俳優・星野真里が、難病で電動車いす生活を送る娘との日々をつづったエッセイ『さいごにきみと笑うのだ ~ふうかと紡ぐ ふつうの日々と ふつうじゃない幸せ~』(小学館刊)が発売されている。
星野と元TBSアナウンサー・高野貴裕夫妻の長女・高野ふうかさん(10)は、「先天性ミオパチー」という筋緊張低下の国指定難病を患い、電動車いすで生活。夫妻は24年9月、このことを公表するとともに「自分と同じような障がいや環境にある人たちのために情報を届けたい」という娘の思いを受けInstagramを開設。周囲の人たちに支えられながら明るくたくましく生きる日々を発信し、わずか1年強で10万人のフォロワーを集めた。
そんな難病と共生する現実の中にあるエピソードを、母親の視点で書き下ろしたのがこのエッセイだ。
全介助が必要な生活の中にあっても明るく強く生きるふうかさんが家族、仲間たちとともに過ごしてきた10年間。「楽しむって頑張れること」「簡単なことで幸せになれるって得だよね」「かなわない夢などない! でもかなわなかったら忘れる。忘れるって最強だよ」といった交わされる会話の中には、ふうかさんに教えてもらった“心が生きやすくなる”ヒントが多く詰まっていた。
24のエピソードの最初と最後には、ふうかさんらしさがにじみ出る、彼女のコメントを掲載。「ふうかの写真日記」では、成長とチャレンジの過程も見られる。

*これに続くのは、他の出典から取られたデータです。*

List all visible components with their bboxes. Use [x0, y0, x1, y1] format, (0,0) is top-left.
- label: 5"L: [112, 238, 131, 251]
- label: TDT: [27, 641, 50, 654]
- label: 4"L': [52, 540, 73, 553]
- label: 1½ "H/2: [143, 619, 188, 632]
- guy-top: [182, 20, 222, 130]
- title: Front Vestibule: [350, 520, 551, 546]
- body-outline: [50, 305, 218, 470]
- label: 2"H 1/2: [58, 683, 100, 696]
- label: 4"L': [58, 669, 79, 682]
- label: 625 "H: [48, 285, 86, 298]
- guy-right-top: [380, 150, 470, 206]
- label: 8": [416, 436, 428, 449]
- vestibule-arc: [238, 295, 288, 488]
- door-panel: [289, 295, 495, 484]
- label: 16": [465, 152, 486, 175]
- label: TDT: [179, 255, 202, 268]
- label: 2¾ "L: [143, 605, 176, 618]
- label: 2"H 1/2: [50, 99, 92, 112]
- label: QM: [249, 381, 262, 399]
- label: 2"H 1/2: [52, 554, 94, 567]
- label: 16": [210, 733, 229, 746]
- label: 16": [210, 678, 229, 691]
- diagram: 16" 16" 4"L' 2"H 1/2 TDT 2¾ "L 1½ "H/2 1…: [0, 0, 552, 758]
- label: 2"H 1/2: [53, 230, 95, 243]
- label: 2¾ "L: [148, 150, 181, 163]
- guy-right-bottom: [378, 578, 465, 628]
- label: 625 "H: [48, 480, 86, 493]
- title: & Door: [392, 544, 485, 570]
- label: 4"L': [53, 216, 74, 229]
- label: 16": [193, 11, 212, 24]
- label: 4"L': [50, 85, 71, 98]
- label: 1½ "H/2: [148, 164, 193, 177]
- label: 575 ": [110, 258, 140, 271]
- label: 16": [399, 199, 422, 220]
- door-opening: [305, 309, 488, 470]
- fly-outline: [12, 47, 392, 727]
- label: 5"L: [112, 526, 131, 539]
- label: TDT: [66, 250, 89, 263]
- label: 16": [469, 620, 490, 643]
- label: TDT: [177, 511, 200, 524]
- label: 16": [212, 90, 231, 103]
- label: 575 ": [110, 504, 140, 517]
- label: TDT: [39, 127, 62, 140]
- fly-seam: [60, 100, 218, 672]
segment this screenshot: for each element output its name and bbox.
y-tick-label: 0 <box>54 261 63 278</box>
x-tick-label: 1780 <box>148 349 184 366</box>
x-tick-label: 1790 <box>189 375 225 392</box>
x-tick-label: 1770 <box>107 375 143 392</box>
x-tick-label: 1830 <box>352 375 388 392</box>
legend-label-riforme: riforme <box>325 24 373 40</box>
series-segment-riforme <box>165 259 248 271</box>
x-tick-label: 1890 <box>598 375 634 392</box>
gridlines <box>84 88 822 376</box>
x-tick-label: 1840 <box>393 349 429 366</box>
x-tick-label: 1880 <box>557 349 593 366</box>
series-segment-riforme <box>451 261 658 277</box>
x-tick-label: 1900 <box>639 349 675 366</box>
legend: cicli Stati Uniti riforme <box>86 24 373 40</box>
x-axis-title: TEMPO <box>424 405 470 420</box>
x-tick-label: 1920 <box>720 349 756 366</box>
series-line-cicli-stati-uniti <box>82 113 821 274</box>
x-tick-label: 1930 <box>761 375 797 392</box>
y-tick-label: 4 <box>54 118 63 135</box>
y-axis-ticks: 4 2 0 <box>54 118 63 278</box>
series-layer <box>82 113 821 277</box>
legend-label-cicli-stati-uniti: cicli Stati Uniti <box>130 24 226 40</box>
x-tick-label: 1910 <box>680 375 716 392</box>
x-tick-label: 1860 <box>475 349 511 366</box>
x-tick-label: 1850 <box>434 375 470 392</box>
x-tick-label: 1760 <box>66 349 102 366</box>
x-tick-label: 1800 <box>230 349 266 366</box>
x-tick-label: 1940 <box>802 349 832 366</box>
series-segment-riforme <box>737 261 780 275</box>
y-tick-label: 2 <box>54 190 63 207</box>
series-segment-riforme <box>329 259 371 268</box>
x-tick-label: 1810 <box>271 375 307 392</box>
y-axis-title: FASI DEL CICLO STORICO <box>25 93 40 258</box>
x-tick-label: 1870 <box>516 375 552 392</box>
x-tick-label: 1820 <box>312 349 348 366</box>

星野は「タイトルの『さいご』は1日の最後であり、その年の最後であり、最期でもあります。『きみ』はふうかであり、家族であり、友人であり、そしてこの本を読んでくださったみなさまでもあります。何で私が……、どうしてこの子が……、という時期を経て立ち上がり、まさか私が! と自分でも驚くほどの行動力を見せてくれた私自身の記憶が、誰かの背中をそっと温めてくれるものでありますように」とコメント。
夫の高野貴裕は「娘には障がいがありますが、それ以上に『可能性』があります。技術は進歩し、車が空を飛ぶ未来は目前に迫り、医学においては細胞すらつくれる時代。だったら……。娘がずっと願っている『歩く』夢だっていつかきっとかなう。私はそう信じています。その日が来たらふうかを真ん中にして家族3人で手をつなぎあい、同じ方向を見て並んで歩きたい。さいごは3人で笑うのだ。その未来を思い描くたび、胸の奥が温かくなるのです」と語っている。
【編集部MEMO】
星野真里は、昨年放送された日本テレビ系チャリティー特番『24時間テレビ48-愛は地球を救う-』に、娘・ふうかさんと共に出演。ふうかさんの幼稚園からの親友2人と、電動車いすで原宿、新大久保、お台場の散策に子どもたちだけでチャレンジする企画を見守った。